If you have tests that completely specify the behavior of the code, it seems a bit redundant to then write the code... why not automatically generate it?

Have I just described, in some vague sense, prolog?


"is this artifact objectionable to humans"

is the same as

"will this incorrect behavior be noticed" and then removing the test that failed.

And testing was always about testing everything that could conceivably break. Unless you are developing math libraries, you should not need (or be expected to) test if 2 + 2 is 4 or that if 1.1 * 3 is 3.3 and not 3.30000000000003.


"Testing is for sissies! Real Men write correct code."

I seriously laughed when I read this. I'm willing to sacrifice the extra couple of inches of programmer penis size by writing tests.

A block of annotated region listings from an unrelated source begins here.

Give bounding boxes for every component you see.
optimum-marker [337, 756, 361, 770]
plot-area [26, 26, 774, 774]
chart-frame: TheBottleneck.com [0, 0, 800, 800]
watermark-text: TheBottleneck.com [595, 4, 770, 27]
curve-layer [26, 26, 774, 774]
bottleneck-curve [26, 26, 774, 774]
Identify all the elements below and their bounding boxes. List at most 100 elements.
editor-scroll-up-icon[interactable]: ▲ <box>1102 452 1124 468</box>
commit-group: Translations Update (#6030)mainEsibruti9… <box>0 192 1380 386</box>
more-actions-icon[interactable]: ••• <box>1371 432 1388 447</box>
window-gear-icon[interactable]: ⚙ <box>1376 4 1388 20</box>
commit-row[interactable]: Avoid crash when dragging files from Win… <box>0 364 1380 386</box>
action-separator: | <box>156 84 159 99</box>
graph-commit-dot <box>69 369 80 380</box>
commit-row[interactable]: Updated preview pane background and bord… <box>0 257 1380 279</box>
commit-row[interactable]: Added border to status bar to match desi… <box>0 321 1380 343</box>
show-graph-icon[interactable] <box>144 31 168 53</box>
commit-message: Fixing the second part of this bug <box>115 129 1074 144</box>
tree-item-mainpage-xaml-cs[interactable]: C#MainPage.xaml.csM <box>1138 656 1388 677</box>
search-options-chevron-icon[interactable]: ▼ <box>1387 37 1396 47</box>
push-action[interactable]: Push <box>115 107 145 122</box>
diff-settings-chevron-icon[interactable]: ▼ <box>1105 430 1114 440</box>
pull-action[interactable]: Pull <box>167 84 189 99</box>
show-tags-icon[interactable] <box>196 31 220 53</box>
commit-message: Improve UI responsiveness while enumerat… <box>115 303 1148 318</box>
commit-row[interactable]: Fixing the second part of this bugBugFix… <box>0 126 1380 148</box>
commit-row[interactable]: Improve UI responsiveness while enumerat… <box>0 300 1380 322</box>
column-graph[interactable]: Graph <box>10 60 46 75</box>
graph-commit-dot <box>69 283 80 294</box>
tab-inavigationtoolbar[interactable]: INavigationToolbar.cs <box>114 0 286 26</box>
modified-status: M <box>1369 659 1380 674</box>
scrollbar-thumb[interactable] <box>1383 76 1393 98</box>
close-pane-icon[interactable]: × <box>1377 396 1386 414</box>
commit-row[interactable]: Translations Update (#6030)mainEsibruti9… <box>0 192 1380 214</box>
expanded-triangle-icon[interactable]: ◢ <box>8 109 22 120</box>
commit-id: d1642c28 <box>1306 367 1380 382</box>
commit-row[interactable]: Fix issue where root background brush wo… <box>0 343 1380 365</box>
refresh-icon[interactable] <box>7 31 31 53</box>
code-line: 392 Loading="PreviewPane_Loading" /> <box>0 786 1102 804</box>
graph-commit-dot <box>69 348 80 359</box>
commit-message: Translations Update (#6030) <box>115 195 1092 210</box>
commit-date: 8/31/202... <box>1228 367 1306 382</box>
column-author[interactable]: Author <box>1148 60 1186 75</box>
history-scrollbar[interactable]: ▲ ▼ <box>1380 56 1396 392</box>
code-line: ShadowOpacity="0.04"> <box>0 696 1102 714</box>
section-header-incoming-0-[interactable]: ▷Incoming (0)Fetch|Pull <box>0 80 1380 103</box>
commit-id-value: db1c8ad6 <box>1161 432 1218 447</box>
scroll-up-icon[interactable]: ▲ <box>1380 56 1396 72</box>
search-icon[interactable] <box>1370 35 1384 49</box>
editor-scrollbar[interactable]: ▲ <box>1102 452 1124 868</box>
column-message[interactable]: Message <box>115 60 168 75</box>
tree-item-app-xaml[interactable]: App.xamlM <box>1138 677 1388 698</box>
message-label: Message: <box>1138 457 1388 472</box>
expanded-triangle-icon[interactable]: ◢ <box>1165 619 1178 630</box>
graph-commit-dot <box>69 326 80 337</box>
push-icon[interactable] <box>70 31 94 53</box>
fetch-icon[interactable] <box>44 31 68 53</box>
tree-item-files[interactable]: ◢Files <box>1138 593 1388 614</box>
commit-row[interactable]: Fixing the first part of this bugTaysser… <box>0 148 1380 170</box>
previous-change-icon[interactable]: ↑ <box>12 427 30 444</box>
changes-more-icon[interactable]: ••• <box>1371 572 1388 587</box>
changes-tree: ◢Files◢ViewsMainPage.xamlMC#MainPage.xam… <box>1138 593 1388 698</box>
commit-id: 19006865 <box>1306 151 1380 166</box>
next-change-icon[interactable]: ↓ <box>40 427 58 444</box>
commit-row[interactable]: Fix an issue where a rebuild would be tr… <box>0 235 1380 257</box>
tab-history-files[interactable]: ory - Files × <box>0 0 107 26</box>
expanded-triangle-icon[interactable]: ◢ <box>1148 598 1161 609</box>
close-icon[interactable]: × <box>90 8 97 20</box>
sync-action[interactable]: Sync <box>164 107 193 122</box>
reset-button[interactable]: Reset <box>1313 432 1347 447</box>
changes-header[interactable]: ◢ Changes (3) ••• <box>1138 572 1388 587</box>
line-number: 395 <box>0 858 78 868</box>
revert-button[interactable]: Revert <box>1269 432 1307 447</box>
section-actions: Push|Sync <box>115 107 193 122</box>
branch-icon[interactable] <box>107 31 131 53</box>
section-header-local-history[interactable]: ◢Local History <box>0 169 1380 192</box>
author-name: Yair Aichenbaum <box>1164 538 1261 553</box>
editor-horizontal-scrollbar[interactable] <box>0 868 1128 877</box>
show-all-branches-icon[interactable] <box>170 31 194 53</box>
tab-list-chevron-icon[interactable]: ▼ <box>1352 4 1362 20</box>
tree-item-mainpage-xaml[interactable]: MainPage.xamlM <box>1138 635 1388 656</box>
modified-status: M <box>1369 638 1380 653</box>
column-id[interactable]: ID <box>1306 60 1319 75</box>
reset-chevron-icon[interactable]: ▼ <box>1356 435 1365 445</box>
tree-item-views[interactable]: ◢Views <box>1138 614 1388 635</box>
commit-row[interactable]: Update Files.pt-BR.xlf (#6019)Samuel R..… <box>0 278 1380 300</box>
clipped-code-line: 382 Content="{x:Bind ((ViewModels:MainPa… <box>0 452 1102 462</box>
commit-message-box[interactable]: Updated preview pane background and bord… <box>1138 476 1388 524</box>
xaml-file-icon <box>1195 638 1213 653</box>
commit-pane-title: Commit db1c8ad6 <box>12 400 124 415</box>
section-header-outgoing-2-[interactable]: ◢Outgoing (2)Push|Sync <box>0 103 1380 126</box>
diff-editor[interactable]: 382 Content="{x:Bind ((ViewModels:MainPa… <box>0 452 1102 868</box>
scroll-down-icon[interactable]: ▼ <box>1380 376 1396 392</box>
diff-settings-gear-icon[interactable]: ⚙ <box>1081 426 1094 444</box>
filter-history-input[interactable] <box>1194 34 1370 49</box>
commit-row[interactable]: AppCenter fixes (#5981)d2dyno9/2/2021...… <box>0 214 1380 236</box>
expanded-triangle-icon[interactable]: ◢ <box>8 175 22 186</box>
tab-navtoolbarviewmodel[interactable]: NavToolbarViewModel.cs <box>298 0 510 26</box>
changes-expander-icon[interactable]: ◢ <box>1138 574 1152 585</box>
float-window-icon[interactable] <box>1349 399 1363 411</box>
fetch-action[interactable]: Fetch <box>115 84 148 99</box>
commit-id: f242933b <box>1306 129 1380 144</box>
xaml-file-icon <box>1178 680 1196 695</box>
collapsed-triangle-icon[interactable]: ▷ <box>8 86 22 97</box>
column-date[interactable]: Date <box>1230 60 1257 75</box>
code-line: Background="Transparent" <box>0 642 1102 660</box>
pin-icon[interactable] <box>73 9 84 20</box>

But the tests themselves _are_ code. Do you have tests that check the tests? And then tests that check the tests that check the tests?

At one point or another you just have to learn to live with bugs.


And even if all code is provably correct, there is always the chance of a random particle hitting a transistor in the chip and clearing a bit that should be 1.


Just like in math, even if the code is provably correct, there is always the possibility someone screwed up the proof.

In the end it always comes down to writing the least buggy software possible and then bug zapping.

Having debug tools is smart of course, but TDD goes a bit further than debug tools. When I write unit tests I don't think of them as unit tests I think of them as debugging probes.


Have you noticed that there is an uncanny number of downvotes in this whole topic?